Part of what Bean was doing is, frankly, dodging compliance with rules that are in place for food safety. Period. He and his fellow farmers may have a point that the regulations are onerous. But they can blame a dead man for that. Upton Sinclair, in his efforts to bring about a socialist worker's paradise in the United States published one of the most enduring myths in American history and helped bring about the rise of Federal controls over food production. The book - taught still in the schools today as an "expose" - is The Jungle. And it is mostly made up out of the whole cloth. But it raised howls of outrage from the public and led to Federal regulation. It was - and still is - a masterpiece of pure propaganda. Sinclair didn't quite achieve his goals with it - but he got the ball rolling.

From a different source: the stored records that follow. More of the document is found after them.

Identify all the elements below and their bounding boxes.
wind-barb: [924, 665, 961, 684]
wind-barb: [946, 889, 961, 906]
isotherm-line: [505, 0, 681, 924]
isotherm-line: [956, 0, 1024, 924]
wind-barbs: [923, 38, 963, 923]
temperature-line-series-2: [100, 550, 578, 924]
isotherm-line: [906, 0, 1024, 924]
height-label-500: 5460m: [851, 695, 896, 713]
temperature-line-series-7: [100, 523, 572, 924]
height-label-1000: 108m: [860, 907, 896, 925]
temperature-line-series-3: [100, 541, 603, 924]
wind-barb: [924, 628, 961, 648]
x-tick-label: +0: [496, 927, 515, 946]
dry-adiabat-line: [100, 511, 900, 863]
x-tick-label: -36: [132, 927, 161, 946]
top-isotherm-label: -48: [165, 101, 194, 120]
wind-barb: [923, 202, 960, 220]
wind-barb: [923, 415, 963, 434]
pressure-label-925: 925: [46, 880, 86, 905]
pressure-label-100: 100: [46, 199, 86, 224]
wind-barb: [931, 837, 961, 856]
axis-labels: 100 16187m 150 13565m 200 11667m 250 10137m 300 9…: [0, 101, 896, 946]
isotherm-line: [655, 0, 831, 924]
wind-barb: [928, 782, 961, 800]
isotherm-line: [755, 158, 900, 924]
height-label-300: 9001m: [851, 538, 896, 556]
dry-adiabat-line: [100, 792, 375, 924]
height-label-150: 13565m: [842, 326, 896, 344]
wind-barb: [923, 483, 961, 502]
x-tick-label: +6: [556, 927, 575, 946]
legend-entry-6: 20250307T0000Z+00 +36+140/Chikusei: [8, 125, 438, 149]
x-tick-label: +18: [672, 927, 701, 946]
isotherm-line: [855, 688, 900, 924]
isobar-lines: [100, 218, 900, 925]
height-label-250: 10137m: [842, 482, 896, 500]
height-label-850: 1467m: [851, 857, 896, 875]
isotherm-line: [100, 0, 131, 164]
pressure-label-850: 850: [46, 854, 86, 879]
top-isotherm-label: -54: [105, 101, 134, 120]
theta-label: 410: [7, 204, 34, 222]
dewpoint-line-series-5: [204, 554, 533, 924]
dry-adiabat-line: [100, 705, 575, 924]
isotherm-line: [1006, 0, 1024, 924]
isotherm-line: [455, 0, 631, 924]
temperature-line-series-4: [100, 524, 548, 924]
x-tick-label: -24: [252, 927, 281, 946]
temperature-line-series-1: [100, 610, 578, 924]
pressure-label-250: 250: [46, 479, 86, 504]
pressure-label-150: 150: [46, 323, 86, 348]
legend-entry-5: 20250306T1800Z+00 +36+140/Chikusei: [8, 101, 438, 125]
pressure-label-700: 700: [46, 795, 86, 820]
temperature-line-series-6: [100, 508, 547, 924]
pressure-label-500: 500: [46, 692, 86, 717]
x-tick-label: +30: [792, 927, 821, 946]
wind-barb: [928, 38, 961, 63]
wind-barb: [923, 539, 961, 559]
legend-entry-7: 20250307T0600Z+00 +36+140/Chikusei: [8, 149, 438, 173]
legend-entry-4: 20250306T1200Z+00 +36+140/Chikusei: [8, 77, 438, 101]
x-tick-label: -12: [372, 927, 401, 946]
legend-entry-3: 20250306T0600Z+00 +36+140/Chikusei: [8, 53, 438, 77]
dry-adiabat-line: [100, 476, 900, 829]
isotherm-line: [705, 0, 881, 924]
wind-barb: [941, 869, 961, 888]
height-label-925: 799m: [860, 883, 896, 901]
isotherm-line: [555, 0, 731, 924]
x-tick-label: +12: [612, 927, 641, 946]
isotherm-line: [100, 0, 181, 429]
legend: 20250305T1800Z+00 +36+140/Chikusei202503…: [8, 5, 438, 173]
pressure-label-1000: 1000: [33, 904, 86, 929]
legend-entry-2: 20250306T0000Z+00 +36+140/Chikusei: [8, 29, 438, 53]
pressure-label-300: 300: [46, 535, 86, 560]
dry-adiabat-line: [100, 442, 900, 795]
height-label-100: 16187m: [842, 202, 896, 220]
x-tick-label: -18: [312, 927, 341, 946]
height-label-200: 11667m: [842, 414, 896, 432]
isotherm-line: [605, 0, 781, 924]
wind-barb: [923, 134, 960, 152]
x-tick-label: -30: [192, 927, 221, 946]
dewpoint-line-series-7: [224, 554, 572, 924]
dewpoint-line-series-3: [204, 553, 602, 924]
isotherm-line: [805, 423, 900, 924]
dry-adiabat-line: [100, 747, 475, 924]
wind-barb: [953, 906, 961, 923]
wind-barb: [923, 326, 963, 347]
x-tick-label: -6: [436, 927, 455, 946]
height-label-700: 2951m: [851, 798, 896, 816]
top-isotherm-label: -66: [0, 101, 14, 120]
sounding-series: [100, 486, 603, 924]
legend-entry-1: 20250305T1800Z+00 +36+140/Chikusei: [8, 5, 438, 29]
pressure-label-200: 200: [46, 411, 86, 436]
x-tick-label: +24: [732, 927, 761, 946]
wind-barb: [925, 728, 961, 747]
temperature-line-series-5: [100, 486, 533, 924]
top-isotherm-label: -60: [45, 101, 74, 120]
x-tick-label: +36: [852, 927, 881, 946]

One hundred years ago, a great and enduring myth was born. Muckraking novelist Upton Sinclair wrote a novel entitled “The Jungle” — a tale of greed and abuse that still reverberates as a case against a free economy. Sinclair’s “jungle” was unregulated enterprise; his example was the meat-packing industry; his purpose was government regulation. The culmination of his work was the passage in 1906 of the Meat Inspection Act, enshrined in history, or at least in history books, as a sacred cow (excuse the pun) of the interventionist state.
A century later, American schoolchildren are still being taught a simplistic and romanticized version of this history. For many young people, “The Jungle” is required reading in high-school classes, where they are led to believe that unscrupulous capitalists were routinely tainting our meat, and that moral crusader Upton Sinclair rallied the public and forced government to shift from pusillanimous bystander to heroic do-gooder, bravely disciplining the marketplace to protect its millions of victims.
But this is a triumph of myth over reality, of ulterior motives over good intentions. Reading “The Jungle” and assuming it’s a credible news source is like watching “The Blair Witch Project” because you think it’s a documentary.
Sinclair actually opposed the law, incidentally. It was a vast expansion of Federal power and actually a boon to the big meat producers - because American taxpayers footed the entire cost. There are unintended consequences every time the government intervenes in anything. Mr. Bean and his friends may have a point about the regulations - but socialistic agendas started the ball rolling for the regulations they are up against.






By feeblemind, Saturday, 20 October , 2007 @ 10:27 am
I agree with your assessment of The Jungle.
By Chris, Sunday, 21 October , 2007 @ 7:28 am
Anyone who would rather save $500 than comply with a known law is an idiot, not a hero.